Problems such as common knowledge and acceptance of gender fluidity has often eluded the transgender community in Mumbai, much unlike their peers elsewhere in the country. And this has increased the enthusiasm of the trans community in the city of dreams, where they are trying to find their voices through different platforms. At the recently held Trans Empowerment Mela organised by Anam Prem, The Indian Express got itself acquainted with some such individuals, who have taken up entrepreneurial roles despite societal restrictions.
Started by Urumi Jadhav, one such transgender initiative is Dancing Queens, for all the transgenders who love dancing and want to pursue it professionally. With a strength of 20 members, the group, at present, performs at corporate events. “People believe that transgenders are meant to earn only on the roads. But we have talents just like others. It only needs to be honed and appreciated. And that is exactly what we do at Dancing Queens,” says Jadhav, who, before starting this initiative, used to volunteer at research firms.
Elaborating on how her past experience has helped her to reach out to students across the city for sensitisation workshops, Jadhav adds, “The problem is coming out in the open about such an identity as there is so much stigma attached to it. Moreover, the false notion that if people have such an identity, their futures are doomed. So we must start sentising young people but unfortunately the government does not allow us to reach out to those below 18.”
Understanding the ways of the community is key to their acceptance in the society, they say. Despite varied traditions across the country, entry into their community requires one to adhere to the hierarchical system that prevails.
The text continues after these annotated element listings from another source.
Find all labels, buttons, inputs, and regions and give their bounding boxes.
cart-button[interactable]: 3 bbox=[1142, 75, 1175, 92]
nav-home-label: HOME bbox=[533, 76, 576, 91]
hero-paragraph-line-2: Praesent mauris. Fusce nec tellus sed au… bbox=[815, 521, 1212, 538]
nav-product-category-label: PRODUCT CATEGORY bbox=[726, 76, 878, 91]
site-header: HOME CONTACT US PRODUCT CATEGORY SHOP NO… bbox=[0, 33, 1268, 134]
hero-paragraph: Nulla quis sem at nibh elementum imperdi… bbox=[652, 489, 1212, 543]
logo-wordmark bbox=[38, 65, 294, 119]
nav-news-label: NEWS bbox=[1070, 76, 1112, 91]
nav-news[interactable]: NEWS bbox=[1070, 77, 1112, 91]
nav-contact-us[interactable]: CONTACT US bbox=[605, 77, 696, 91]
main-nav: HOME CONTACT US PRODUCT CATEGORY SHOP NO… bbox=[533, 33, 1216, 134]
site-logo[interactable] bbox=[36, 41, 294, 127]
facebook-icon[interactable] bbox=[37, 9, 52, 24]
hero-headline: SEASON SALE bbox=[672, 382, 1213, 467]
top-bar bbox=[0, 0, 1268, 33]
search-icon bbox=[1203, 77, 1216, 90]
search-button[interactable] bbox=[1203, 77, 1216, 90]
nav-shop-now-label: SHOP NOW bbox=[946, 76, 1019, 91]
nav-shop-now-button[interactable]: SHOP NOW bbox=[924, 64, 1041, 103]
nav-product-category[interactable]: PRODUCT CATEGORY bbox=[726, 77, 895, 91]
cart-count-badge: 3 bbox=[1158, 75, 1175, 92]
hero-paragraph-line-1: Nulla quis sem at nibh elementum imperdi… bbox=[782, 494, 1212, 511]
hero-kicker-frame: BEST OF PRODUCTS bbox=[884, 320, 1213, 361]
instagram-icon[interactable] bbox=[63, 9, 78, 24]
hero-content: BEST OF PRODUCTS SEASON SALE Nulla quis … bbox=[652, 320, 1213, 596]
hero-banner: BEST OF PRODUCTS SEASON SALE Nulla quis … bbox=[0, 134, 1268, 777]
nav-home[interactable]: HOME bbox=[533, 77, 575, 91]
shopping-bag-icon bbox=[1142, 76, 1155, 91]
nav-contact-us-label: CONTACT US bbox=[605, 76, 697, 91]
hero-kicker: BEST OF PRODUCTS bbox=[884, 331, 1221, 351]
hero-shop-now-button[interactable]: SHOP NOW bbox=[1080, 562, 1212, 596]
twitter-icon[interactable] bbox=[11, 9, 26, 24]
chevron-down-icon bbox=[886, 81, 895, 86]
A trans individual must take on a guru to be accepted by others. This guru, who takes multiple such chelas under her wing, provides them protection and ensures that their health is never compromised. A guru is preceded by a Nayak, who holds similar responsibilities. This power structure comprises the different gharanas that house different transgender families across India.
Interestingly, young transgenders from across the country have been shifting to Mumbai as acceptance and freedom is much more here.
Hailing from the city of Thrissur in Kerala, Shalini is a trans female who now considers Mumbai her own. A volunteer at Aishwarya Foods, that was started 25 years ago to support the trans community, Shalini takes pride in having made a life for herself in the expensive city of dreams.
Other trans individuals who have gained accolades in the recent times are the much famour 6Pack Band, who have come to be known for their bold music. Meanwhile, some others have successfully taken on their jobs as watchdogs for the Thane police.
Shaking off the shackles that used to bind them previously, the transgender community of Mumbai have come a long way, of course with a little help from the city.